There are a few considerations before choosing our tool, which depends on the programming language of the targeted source code and whether you’re looking for a free, open-source or commercial product.

The major downside of using SCA is false positives. The SCA tool produces many potential issues, but only a few will contain exploitable bugs. This often occurs because the tool fails to determine the integrity and the state of the data as it flows through the application. False negatives are also likely to happen (i.e., the tool fails to discover existing vulnerabilities).

One of the key aspects I focused on was using the simplest tool I could find. And since I was tinkering around with the Linux kernel – where the code is written in C – I decided to use CppCheck.

CppCheck is a general-purpose tool that can be used for C/C++ projects and doesn’t require additional setup like Sparse or Smatch, which are designed to check the Linux kernel specifically. Using CppCheck is as simple as it is well-documented. The tool is available on your preferred supported package manager or it be self-compiled from the sources.

After installation, running the tool is as simple as passing in the target sources (e.g.,
cppcheck source/test.c). CppCheck has an interactive UI feature to view the scan results in HTML. One of the main reasons to use it is because it is easy to navigate between the different types of alerts. For instance, if you only wish to view potential NULL Pointer Dereferences, you can easily select it in the navigation bar:

cppcheck-report

Figure 1: CppCheck report

If we’re installing CppCheck from the sources, we can use the tool as follows:

./cppcheck source/test.c --xml 2> my_check.xml
htmlreport/cppcheck-htmlreport --file=my_check.xml --report-dir=my_check_html
firefox my_check_html/index.html

CppCheckRobust.sh

Unleashing SCA

Right around the time when I started to wonder whether I could find vulnerabilities using SCA tools, NVIDIA open-sourced its Linux GPU kernel drivers. So for me, it was the perfect chance to give my assumption a shot.

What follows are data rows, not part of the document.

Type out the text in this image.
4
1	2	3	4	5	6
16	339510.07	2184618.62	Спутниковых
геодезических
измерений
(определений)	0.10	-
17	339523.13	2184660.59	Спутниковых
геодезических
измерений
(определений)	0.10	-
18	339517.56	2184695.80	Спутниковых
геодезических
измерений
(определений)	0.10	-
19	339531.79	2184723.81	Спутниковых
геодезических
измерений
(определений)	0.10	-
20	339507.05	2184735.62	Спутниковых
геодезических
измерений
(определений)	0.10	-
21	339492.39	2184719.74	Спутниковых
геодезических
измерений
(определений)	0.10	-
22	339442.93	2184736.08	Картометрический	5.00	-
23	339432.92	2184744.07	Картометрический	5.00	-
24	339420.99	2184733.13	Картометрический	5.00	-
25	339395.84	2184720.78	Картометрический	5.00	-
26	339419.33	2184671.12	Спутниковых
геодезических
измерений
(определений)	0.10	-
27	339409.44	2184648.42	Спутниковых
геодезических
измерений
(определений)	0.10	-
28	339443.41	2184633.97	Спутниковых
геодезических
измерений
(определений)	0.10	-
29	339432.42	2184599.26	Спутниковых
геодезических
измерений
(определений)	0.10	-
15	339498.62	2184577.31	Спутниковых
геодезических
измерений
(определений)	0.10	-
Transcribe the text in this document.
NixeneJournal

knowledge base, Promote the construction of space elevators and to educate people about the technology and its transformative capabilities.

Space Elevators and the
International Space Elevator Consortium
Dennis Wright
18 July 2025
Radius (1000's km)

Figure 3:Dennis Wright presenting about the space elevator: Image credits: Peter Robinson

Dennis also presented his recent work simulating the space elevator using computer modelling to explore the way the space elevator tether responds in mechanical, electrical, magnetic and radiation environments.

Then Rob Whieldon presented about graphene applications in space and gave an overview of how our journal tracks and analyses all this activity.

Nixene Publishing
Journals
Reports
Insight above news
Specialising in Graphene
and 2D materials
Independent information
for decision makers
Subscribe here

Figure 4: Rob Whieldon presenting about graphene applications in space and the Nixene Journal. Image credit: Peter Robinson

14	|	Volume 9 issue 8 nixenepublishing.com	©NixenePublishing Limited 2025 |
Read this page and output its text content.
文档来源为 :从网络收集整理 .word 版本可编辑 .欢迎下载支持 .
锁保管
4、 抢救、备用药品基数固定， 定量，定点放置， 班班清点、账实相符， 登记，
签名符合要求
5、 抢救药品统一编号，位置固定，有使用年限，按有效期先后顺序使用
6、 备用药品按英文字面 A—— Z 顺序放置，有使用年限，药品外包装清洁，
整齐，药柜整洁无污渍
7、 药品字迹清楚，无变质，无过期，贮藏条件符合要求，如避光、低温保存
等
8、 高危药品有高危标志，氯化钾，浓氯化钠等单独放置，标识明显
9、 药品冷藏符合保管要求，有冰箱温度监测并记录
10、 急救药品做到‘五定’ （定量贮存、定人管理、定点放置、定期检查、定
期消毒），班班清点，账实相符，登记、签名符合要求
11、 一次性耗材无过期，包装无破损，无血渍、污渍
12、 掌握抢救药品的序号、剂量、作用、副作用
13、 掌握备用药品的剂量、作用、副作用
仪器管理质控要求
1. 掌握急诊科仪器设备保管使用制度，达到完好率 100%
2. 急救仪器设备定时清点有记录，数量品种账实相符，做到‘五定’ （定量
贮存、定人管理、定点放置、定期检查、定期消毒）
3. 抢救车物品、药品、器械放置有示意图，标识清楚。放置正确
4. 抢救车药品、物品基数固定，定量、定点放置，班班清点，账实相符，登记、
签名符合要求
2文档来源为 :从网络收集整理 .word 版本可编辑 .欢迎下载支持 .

Surprisingly, using the SCA showed great results! The NVIDIA Open GPU kernel drivers had NULL Pointer Dereference bugs. For example, in CVE-2022-31615, the bug was a missing NULL pointer check on the device variable after calling acpi_bus_get_device:

void NV_API_CALL nv_acpi_methods_uninit(void)
{
    struct acpi_device *device = NULL;
    ...
#if defined(NV_ACPI_BUS_GET_DEVICE_PRESENT)
    acpi_bus_get_device(nvif_parent_gpu_handle, &device);  // device could remain NULL

    nv_uninstall_notifier(device->driver_data, nv_acpi_event);  // device dereference
#endif

    device->driver_data = NULL;  // device dereference
    nvif_parent_gpu_handle = NULL;

    return;
}

nv_acpi_methods_uninit.c

Encouraged by the successful NVIDIA findings, I wanted to find more vulnerabilities, and since I’m playing around with the Linux kernel, why not try the kernel itself?

Again, around the same time, there was some drama happening around the new NTFS3 Linux Kernel driver by Paragon Software. The driver, which implemented the support for the Microsoft NTFS file-system and got introduced into the Linux kernel in version 5.15, wasn’t properly maintained after its introduction, both in term of bugfixes and major updates. It even reached a point where the primary Paragon maintainer of the driver went “virtually radio silent.”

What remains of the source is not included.